By Patricia Cohen, @nytimes
New claims for unemployment fell last week, the government reported Thursday, the latest sign that the labor market’s recovery, however slow and unsteady, is continuing.
“The numbers look encouraging on the face of it,” said Gregory Daco, chief U.S. economist at Oxford Economics.
He and other analysts, however, cautioned against reading too much into a single week’s changes. The combined average of new state and federal unemployment insurance claims over the first eight weeks of this year is actually slightly higher than it was over the last eight weeks of 2020.
When you take a step back and look at the broader picture, Daco said, “It does reflect an environment in which the labor market remains quite fragile.”
A total of 710,000 workers filed first-time claims for state benefits during the week that ended Feb. 20, a decrease of 132,000, the Labor Department said. In addition, 451,000 new claims were filed for Pandemic Unemployment Assistance, a federal program covering freelancers, part-timers and others who do not routinely qualify for state benefits, a decline of 61,000.
Neither figure is seasonally adjusted. On a seasonally adjusted basis, new state claims totaled 730,000, a decline of 111,000.
On an unadjusted basis, last week’s total was the lowest number of new state claims since the start of the pandemic; seasonally adjusted, it was the lowest since November. The figures are subject to revision as the Labor Department receives more data.

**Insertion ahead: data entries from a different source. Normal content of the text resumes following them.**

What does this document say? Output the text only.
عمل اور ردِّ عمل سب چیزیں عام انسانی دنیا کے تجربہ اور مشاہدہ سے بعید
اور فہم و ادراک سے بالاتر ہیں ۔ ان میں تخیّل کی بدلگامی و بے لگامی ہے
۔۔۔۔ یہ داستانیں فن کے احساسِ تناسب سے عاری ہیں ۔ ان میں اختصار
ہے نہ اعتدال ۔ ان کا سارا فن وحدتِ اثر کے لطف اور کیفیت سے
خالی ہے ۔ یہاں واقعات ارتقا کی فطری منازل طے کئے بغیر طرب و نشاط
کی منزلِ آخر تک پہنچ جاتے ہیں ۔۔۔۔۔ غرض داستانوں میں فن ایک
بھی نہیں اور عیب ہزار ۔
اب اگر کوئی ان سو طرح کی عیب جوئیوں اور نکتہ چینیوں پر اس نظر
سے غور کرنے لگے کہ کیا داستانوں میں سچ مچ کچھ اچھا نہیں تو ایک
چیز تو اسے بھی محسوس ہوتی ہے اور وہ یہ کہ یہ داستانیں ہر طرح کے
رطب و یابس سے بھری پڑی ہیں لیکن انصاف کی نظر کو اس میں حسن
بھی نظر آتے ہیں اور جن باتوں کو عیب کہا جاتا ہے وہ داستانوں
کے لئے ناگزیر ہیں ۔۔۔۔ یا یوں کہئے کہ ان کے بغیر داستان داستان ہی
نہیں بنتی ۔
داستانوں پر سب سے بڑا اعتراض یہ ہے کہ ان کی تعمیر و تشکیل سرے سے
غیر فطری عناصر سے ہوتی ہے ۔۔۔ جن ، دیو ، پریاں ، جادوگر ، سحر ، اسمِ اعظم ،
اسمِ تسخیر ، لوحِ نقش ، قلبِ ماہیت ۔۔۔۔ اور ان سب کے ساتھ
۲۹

Although initial jobless claims are nowhere near the eye-popping levels seen last spring, they are still extraordinarily high by historical standards. There are roughly 10 million fewer jobs than there were last year at this time.
Coronavirus caseloads have been dropping amid efforts to get vaccines to people who are most vulnerable. But until employers and consumers feel that the pandemic is under control, economists say, the labor market won’t fully recover.
“I can’t imagine we’re going to see big changes in jobless claims for a while,” said Allison Schrager, an economist at the Manhattan Institute.
Much of last week’s decline in applications for state benefits can be traced to big drops in two states, California and Ohio, where there had previously been reports of increased fraud.
There was also a jump in the number of people applying for extended benefits under the federal Pandemic Emergency Unemployment Compensation program, which covers workers who have exhausted their regular insurance.
There is lag in the reporting of those numbers, but drops in one program may reflect movement into a different program, rather than a return to the workforce, said Heidi Shierholz, a senior economist and the director of policy at the left-leaning Economic Policy Institute.
For people who depend on extended government unemployment insurance to pay their bills, the rise in claims is a sign the program is working as intended: that after a brief delay in getting additional benefits approved in December, workers are managing to enroll or re-enroll in the program.
This latest round of jobless assistance, though, is set to expire in mid-March. The $1.9 trillion relief package proposed by President Joe Biden includes an extension of supplemental unemployment benefits for six months.
Leaders at the Federal Reserve and Treasury Department have said the damage to the labor market is much deeper than published government figures reflect. They estimate that the true unemployment rate is closer to 10 percent than to the 6.3 percent recorded in the Labor Department’s most commonly cited measure.
Testifying before Congress this week, Jerome Powell, the Federal Reserve chair, said: “The economic recovery remains uneven and far from complete, and the path ahead is highly uncertain.”
“Although there has been much progress in the labor market since the spring, millions of Americans remain out of work,” he added.
Those hardest hit are in the service industry, particularly in restaurants, hospitality, leisure and travel. At the career site Indeed, job postings overall are 5% higher than they were a year ago, with demand greatest for warehouse and construction workers and drivers, said AnnElizabeth Konkel, an economist at the company.
“We need job postings to stay elevated above pre-pandemic baseline to pull people back into the labor market,” she said.